Aapo Rantalainen's blog

Experiences with Information Technology and Open source

I want my BIOS open

Posted by Aapo Rantalainen on September 26, 2011

My very first laptop from somewhere 2000 was not used very much on last years. It is Compaq Presario 700 with 384M memory. This autumn I got work for it.

Compaq Presario 700, running Ubuntu 10.04 (long term support) with LXDE desktop. Everything works even laptop is older than 10 years. Did I say everything? Actually there is one fault. There are no working battery any more. This is not issue. But laptop’s internal CMOS battery (used for clock) is empty. Why this is issue? Now computer doesn’t know clock until it checks it over Internet. This is not issue at all. But before Operating System starts there are one player called BIOS, who ‘checks everything is OK’ and that realized there are no power in clock’s battery and thinks it is so critical that user must read error message and press F1 to continue booting. Every boot.

Funny (or not-funny) thing is that BIOS is only closed source part of my computer and it is only/last part causing troubles. (And for records: even every other part is open source, I haven’t modify the code. Somebody before me have fixed every issues relating using old laptop without any batteries).

6 Responses to “I want my BIOS open”

  1. rhk said

    How about.. OpenBIOS?! http://www.openfirmware.info/Welcome_to_OpenBIOS

  2. rhk said

    Another option would be to replace the CMOS battery so it’d remember the time. I googled and it looks like that on a certain geocities site there has been nice instruction how to do it – but it’s gone now. However you’ll find links to it when googling for presario 700 cmos battery but it doesn’t help much. And be prepared to have a day or two of downtime if you start to change the battery :)

  3. Aapo said

    “Do not try to put OpenBIOS in a real boot ROM, it will not work and may damage your hardware!” From status of OpenBIOS (used only under QEMU).

    I’m not planning to change CMOS battery. I have also option to dump whole computer and use newer one. These solutions are not saving the world (=helping anybody else).

    Coreboot (formerly know as LinuxBOOT) [ http://www.coreboot.org/ ] doesn’t support Presario. Maybe next time I buy laptop I first check Coreboot support list.

  4. I’d theoretically have Coreboot support for all the chips my motherboard has, but there’s is (not surpisingly) no Coreboot for dummies that would tell me how to extract the needed interrupt tables etc. that need modifying with chip-identical motherboard from another vendor that _has_ Coreboot support.

  5. Jani said

    Incidentally, I’ve been looking into open alternatives to BIOS the last couple of days due to the fact that very few desktop systems’ BIOSes support setting a hard disk password. This seemed to me like the perfect niche for the free DIY solutions: something that BIOS/mobo manufacturers most likely will not fix due to limitedness of the target market, where said market consists of die hard nerds like me who like weird things such as (gasp!) encrypting their data.

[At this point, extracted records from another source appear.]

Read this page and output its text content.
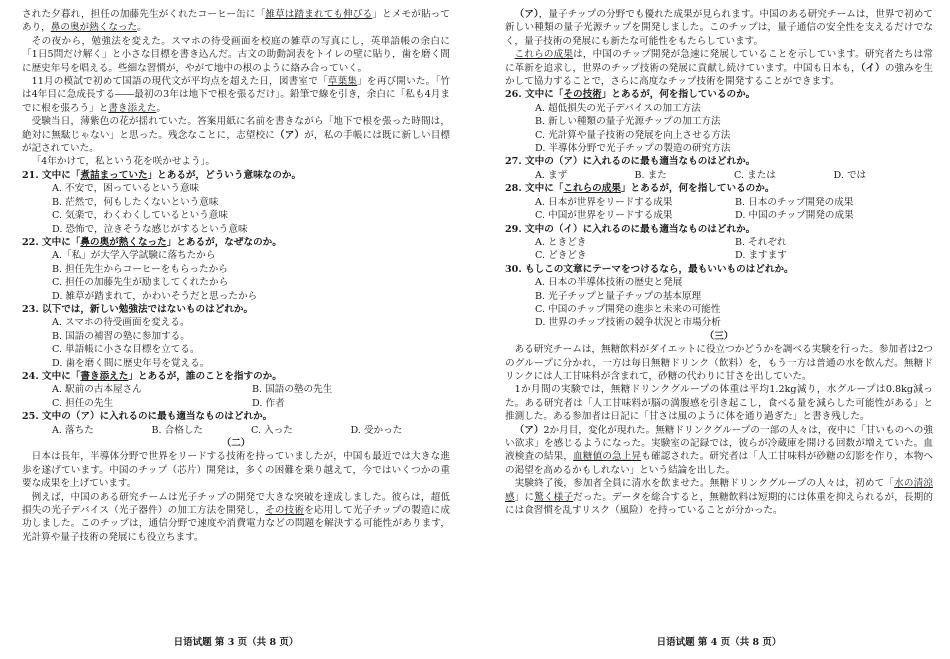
された夕暮れ，担任の加藤先生がくれたコーヒー缶に「雑草は踏まれても伸びる」とメモが貼ってあり，鼻の奥が熱くなった。

その夜から，勉強法を変えた。スマホの待受画面を校庭の雑草の写真にし，英単語帳の余白に「1日5問だけ解く」と小さな目標を書き込んだ。古文の助動詞表をトイレの壁に貼り，歯を磨く間に歴史年号を唱える。些細な習慣が，やがて地中の根のように絡み合っていく。

11月の模試で初めて国語の現代文が平均点を超えた日，図書室で「草葉集」を再び開いた。「竹は4年目に急成長する――最初の3年は地下で根を張るだけ」。鉛筆で線を引き，余白に「私も4月までに根を張ろう」と書き添えた。

受験当日，薄紫色の花が揺れていた。答案用紙に名前を書きながら「地下で根を張った時間は，絶対に無駄じゃない」と思った。残念なことに，志望校に（ア）が，私の手帳には既に新しい目標が記されていた。

「4年かけて，私という花を咲かせよう」。

21. 文中に「煮詰まっていた」とあるが，どういう意味なのか。
A. 不安で，困っているという意味
B. 茫然で，何もしたくないという意味
C. 気楽で，わくわくしているという意味
D. 恐怖で，泣きそうな感じがするという意味
22. 文中に「鼻の奥が熱くなった」とあるが，なぜなのか。
A.「私」が大学入学試験に落ちたから
B. 担任先生からコーヒーをもらったから
C. 担任の加藤先生が励ましてくれたから
D. 雑草が踏まれて，かわいそうだと思ったから
23. 以下では，新しい勉強法ではないものはどれか。
A. スマホの待受画面を変える。
B. 国語の補習の塾に参加する。
C. 単語帳に小さな目標を立てる。
D. 歯を磨く間に歴史年号を覚える。
24. 文中に「書き添えた」とあるが，誰のことを指すのか。
A. 駅前の古本屋さん	B. 国語の塾の先生
C. 担任の先生	D. 作者
25. 文中の（ア）に入れるのに最も適当なものはどれか。
A. 落ちた	B. 合格した	C. 入った	D. 受かった
（二）

日本は長年，半導体分野で世界をリードする技術を持っていましたが，中国も最近では大きな進歩を遂げています。中国のチップ（芯片）開発は，多くの困難を乗り越えて，今ではいくつかの重要な成果を上げています。

例えば，中国のある研究チームは光子チップの開発で大きな突破を達成しました。彼らは，超低損失の光子デバイス（光子器件）の加工方法を開発し，その技術を応用して光子チップの製造に成功しました。このチップは，通信分野で速度や消費電力などの問題を解決する可能性があります，光計算や量子技術の発展にも役立ちます。

（ア），量子チップの分野でも優れた成果が見られます。中国のある研究チームは，世界で初めて新しい種類の量子光源チップを開発しました。このチップは，量子通信の安全性を支えるだけでなく，量子技術の発展にも新たな可能性をもたらしています。

これらの成果は，中国のチップ開発が急速に発展していることを示しています。研究者たちは常に革新を追求し，世界のチップ技術の発展に貢献し続けています。中国も日本も，（イ）の強みを生かして協力することで，さらに高度なチップ技術を開発することができます。

26. 文中に「その技術」とあるが，何を指しているのか。
A. 超低損失の光子デバイスの加工方法
B. 新しい種類の量子光源チップの加工方法
C. 光計算や量子技術の発展を向上させる方法
D. 半導体分野で光子チップの製造の研究方法
27. 文中の（ア）に入れるのに最も適当なものはどれか。
A. まず	B. また	C. または	D. では
28. 文中に「これらの成果」とあるが，何を指しているのか。
A. 日本が世界をリードする成果	B. 日本のチップ開発の成果
C. 中国が世界をリードする成果	D. 中国のチップ開発の成果
29. 文中の（イ）に入れるのに最も適当なものはどれか。
A. ときどき	B. それぞれ
C. どきどき	D. ますます
30. もしこの文章にテーマをつけるなら，最もいいものはどれか。
A. 日本の半導体技術の歴史と発展
B. 光子チップと量子チップの基本原理
C. 中国のチップ開発の進歩と未来の可能性
D. 世界のチップ技術の競争状況と市場分析
（三）

ある研究チームは，無糖飲料がダイエットに役立つかどうかを調べる実験を行った。参加者は2つのグループに分かれ，一方は毎日無糖ドリンク（飲料）を，もう一方は普通の水を飲んだ。無糖ドリンクには人工甘味料が含まれて，砂糖の代わりに甘さを出していた。

1か月間の実験では，無糖ドリンクグループの体重は平均1.2kg減り，水グループは0.8kg減った。ある研究者は「人工甘味料が脳の満腹感を引き起こし，食べる量を減らした可能性がある」と推測した。ある参加者は日記に「甘さは風のように体を通り過ぎた」と書き残した。

（ア）2か月目，変化が現れた。無糖ドリンクグループの一部の人々は，夜中に「甘いものへの強い欲求」を感じるようになった。実験室の記録では，彼らが冷蔵庫を開ける回数が増えていた。血液検査の結果，血糖値の急上昇も確認された。研究者は「人工甘味料が砂糖の幻影を作り，本物への渇望を高めるかもしれない」という結論を出した。

実験終了後，参加者全員に清水を飲ませた。無糖ドリンクグループの人々は，初めて「水の清涼感」に驚く様子だった。データを総合すると，無糖飲料は短期的には体重を抑えられるが，長期的には食習慣を乱すリスク（風险）を持っていることが分かった。

日语试题 第 3 页（共 8 页）	日语试题 第 4 页（共 8 页）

    I was disappointed to find that, although Coreboot should work on my setup, none of the open source payload solutions seem to support ATA security either.

    So I ended up patching my BIOS with another proprietary blob to achieve what I wanted.

    (Was there a point to this? Maybe just that the open solutions that are out there are not only limited in compatibility but, even when compatible, still not the end-all to limits imposed by a proprietary BIOS. Of course, they do have the benefit of being more easily modifiable, so if you know your low-level languages, you can build a custom solution yourself. I just wish I was that competent.)

  6. Riku said

    In the ARM world there is no bios :) If you have an open source firmware/bootloader (like u-boot), you have open source booting from the start to end.